Dan Hill, Associate Director, Digital Development & Analytical, Biogen
In his talk, Dan Hill discussed a real-time amidite identification platform Biogen has been developing. He shared that this platform is part of their broader initiative in order to modernize their manufacturing procedures. He explained three important resources for manufacturing modernization, including the concept of an adaptive plant, digital plant maturity model (DPMM), and process analytical technology (PAT). One key aspect of an adaptive plant is the use of the inline technologies to provide the right insights and controls not only ensure a reliable robust process but also supports the overall integrated data flow which constitutes a pillar which other components of Industry 4.0 rely on.
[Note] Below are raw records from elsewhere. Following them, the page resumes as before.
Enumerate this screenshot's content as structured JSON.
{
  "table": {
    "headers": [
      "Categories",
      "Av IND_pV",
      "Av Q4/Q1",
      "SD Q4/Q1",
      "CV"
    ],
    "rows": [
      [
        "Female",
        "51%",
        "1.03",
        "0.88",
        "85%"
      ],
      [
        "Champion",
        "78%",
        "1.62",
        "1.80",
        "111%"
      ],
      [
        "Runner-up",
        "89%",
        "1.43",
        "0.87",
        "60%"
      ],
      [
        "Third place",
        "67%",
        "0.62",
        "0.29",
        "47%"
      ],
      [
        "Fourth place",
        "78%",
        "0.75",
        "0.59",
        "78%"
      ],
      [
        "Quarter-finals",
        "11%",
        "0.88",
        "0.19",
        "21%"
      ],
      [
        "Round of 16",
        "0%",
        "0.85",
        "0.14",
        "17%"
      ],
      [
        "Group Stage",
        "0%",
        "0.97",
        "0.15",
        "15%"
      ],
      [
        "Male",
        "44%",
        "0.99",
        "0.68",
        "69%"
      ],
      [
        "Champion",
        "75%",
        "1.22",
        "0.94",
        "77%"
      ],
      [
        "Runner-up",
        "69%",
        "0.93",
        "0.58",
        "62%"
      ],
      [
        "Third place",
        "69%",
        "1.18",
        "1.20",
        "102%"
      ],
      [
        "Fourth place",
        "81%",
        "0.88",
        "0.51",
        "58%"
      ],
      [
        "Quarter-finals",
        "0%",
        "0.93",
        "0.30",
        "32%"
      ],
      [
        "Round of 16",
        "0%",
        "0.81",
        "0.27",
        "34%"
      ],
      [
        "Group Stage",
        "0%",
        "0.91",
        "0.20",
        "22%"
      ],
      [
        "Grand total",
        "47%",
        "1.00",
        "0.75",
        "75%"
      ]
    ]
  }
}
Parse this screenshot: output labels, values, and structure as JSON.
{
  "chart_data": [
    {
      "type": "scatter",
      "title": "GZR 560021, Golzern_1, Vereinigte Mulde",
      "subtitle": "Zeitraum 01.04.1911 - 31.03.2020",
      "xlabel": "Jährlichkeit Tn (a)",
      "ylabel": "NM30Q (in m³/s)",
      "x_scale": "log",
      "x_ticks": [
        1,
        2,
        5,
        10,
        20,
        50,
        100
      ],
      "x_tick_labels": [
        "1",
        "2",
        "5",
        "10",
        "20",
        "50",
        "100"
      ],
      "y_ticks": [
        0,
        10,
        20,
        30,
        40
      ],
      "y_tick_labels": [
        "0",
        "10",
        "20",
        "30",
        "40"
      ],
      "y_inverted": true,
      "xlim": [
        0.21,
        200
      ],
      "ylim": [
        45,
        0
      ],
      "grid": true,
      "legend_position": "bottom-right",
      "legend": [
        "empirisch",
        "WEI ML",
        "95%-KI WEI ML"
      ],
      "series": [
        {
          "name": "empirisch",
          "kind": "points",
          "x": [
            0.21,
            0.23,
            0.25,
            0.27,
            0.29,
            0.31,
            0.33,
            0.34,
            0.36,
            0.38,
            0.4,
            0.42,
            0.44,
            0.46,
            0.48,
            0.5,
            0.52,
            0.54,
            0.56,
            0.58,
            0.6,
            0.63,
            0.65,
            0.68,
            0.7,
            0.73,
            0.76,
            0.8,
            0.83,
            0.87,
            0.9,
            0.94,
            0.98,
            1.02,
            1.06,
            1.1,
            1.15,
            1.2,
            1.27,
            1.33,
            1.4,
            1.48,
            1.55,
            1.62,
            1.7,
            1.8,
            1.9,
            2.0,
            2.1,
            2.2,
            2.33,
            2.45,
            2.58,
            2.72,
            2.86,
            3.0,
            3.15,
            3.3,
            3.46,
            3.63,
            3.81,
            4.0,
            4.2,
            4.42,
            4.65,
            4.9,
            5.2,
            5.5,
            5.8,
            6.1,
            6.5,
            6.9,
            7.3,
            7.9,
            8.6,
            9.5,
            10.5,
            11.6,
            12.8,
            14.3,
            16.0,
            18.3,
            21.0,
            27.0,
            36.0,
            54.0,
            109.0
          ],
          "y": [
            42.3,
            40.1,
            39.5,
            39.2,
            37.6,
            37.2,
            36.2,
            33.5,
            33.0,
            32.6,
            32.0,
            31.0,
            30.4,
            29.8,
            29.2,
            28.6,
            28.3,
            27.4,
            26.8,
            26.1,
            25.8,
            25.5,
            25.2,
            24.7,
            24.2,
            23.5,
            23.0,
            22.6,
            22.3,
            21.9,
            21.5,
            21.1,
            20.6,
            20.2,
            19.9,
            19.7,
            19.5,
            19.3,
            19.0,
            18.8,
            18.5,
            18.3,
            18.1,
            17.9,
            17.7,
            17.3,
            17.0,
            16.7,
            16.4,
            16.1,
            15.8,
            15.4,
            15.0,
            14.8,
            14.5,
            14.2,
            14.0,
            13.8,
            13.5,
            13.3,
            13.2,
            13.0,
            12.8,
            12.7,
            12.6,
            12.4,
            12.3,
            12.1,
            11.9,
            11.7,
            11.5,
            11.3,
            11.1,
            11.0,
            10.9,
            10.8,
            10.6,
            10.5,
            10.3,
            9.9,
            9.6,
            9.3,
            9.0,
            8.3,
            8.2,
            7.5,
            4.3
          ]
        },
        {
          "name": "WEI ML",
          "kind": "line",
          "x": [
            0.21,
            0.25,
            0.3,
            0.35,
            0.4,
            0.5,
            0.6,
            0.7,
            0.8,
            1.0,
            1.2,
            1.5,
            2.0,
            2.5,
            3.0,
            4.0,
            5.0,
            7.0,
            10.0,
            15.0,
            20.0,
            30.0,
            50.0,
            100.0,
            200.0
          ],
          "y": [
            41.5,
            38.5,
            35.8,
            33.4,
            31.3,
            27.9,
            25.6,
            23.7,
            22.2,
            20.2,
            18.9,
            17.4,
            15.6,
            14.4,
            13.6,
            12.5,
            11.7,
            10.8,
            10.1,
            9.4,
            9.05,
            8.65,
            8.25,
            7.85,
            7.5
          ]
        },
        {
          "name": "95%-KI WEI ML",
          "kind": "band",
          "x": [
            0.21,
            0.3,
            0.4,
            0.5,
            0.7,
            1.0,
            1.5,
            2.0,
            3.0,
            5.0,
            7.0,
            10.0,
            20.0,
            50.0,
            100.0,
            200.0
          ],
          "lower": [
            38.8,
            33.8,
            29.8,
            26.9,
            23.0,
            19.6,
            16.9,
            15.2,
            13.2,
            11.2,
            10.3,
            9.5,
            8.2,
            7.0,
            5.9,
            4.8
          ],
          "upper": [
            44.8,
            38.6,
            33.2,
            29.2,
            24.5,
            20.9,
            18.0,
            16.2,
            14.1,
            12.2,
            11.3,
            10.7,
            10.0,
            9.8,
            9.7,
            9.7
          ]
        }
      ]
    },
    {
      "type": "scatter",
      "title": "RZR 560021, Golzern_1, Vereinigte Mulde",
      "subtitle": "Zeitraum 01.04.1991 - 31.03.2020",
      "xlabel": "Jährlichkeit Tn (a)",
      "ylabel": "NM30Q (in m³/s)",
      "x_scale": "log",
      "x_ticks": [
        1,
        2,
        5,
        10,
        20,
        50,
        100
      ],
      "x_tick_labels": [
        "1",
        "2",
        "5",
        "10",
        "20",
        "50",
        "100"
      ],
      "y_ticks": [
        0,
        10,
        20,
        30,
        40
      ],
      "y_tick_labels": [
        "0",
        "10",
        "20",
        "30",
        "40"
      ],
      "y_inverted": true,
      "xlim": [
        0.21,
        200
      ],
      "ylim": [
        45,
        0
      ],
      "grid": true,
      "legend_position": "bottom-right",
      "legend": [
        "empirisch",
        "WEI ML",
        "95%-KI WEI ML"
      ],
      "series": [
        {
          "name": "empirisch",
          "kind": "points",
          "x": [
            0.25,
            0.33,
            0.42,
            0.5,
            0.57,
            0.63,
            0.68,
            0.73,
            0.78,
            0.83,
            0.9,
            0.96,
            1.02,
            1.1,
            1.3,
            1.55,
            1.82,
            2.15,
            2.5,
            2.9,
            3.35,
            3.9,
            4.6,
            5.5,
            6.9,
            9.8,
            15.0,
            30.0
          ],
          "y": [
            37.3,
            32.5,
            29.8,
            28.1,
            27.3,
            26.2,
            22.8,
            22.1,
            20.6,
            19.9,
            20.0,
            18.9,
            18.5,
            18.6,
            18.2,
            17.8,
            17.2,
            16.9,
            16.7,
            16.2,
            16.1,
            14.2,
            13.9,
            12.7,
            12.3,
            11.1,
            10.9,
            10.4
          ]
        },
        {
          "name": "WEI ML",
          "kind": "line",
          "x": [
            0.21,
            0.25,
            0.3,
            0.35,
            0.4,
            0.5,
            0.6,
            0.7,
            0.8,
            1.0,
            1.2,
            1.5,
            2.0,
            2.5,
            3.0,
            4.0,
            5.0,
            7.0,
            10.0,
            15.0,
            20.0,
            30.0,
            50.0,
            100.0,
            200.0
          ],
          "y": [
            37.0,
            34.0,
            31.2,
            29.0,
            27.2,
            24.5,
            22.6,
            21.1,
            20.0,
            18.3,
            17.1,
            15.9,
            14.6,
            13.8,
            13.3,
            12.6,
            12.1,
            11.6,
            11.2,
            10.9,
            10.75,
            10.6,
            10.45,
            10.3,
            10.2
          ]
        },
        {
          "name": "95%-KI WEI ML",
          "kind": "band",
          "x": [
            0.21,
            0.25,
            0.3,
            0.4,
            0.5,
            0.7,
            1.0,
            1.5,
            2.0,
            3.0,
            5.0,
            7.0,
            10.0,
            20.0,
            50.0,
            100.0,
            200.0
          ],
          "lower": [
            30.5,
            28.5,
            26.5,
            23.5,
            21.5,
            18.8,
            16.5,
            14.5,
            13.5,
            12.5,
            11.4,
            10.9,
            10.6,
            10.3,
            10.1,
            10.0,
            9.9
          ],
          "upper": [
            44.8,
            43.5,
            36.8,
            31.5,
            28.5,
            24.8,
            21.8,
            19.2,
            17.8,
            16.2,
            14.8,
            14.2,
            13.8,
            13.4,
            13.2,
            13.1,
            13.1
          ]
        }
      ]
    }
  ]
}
While discussing the gains of data flow, Hill explained a modeling and analytics maturity model with a biology-focused approach. As we understand the data and build process monitoring capabilities, we can go further by developing predictive capabilities. Some PAT principles can be applied to a soft sensing stage. These are followed by having an understanding of the underlying causes of certain faults or outputs leading to fault classification. When one can understand the way the process is responding and the inputs to those responses, it is possible to become more adaptive and begin using model-based predictive controls.
Following explaining modeling and the analytics maturity model, Hill briefly introduced the antisense oligonucleotides (ASO), and their use and production in Biogen. Biogen has established a very active ASO program to address serious neuropathological diseases. ASOs are molecules that are engineered to bind RNA and exhibit their effect by either downregulating their translation into proteins or blocking an disease causing RNA via direct binding.
ASOs are short strands, 16-20 nucleotide in length, containing the same RNA bases and linkages with a few modifications:
At Biogen they use both 2’ modified (Methoxyethyl, MOE) and 2’ unmodified (deoxy) ASOs which make up eight distinct “flavors” of amidites based on the presence of different bases and two different 2’ profiles.
There are several opportunities at ASO manufacturing procedures to implement PAT applications. Early process development is good time to apply control strategies, monitor the control requirements, introduce new technology, and make major design changes with comparably low costs. Hill explained that the PAT system used at Biogen is specifically focused on the sequence ID.
The Biogen synthesis device has ports specific to each amidite. One essential function of their inline PAT system is to track the synthesis and ports to monitor incoming amidites and any modifications. Hill explained that amidites are responsive to infra-red (IR) and share data indicating that each DNA base (dA, dC, dG, dT) and sugar-ring modification have different IR profiles like a fingerprint in certain spectral regions.
The combination of base and modification graphs makes it possible to distinguish each of eight different amidites. Hi explained how the online PAT provides more insight and control in both the prime mode and production mode. In prime mode, it is possible to identify errors regarding amidites, solutions preparation, and connections. This allows them to prevent errors before production mode and eliminate a possible batch failure. In production, amidite additions are monitored by the PAT system to perform sequence identification.
They built a calibration set at Biogen that reflects the variability types seen in manufacturing such as concentration of amidite solutions, flow rate of the solutions through the flow path and instrument-to-instrument variations. When they manipulated each variable, the data they obtain indicated not only the robustness of the method, but was also helpful in overall technical transfer from the laboratory to manufacturing. Hill described the use of the partial least squares discriminant (PLSD) analysis model which is a multivariate model discriminating components and is helpful in setting thresholds and performing classifications based on scores. The model they used has been validated by numerous tests for the specificity of the raw spectra, model, and results. One strategy to assess the model beyond its ongoing diagnostic assessment in a comparably stable process with stable materials is to introduce new amidites. To do so, they have looked at cEt materials and obtained effective responses in the IR to distinguish different families of amidites. Instead of all-in-one model approach, they also proposed a hierarchical modeling approach which classifies based on the family of the amidites such as deoxy, MOE, cEt and so on and then identifies each base within a class. Lastly, Mr. Hill mentioned the use of Python to accelerate the model optimization which also increases the throughput of analyses.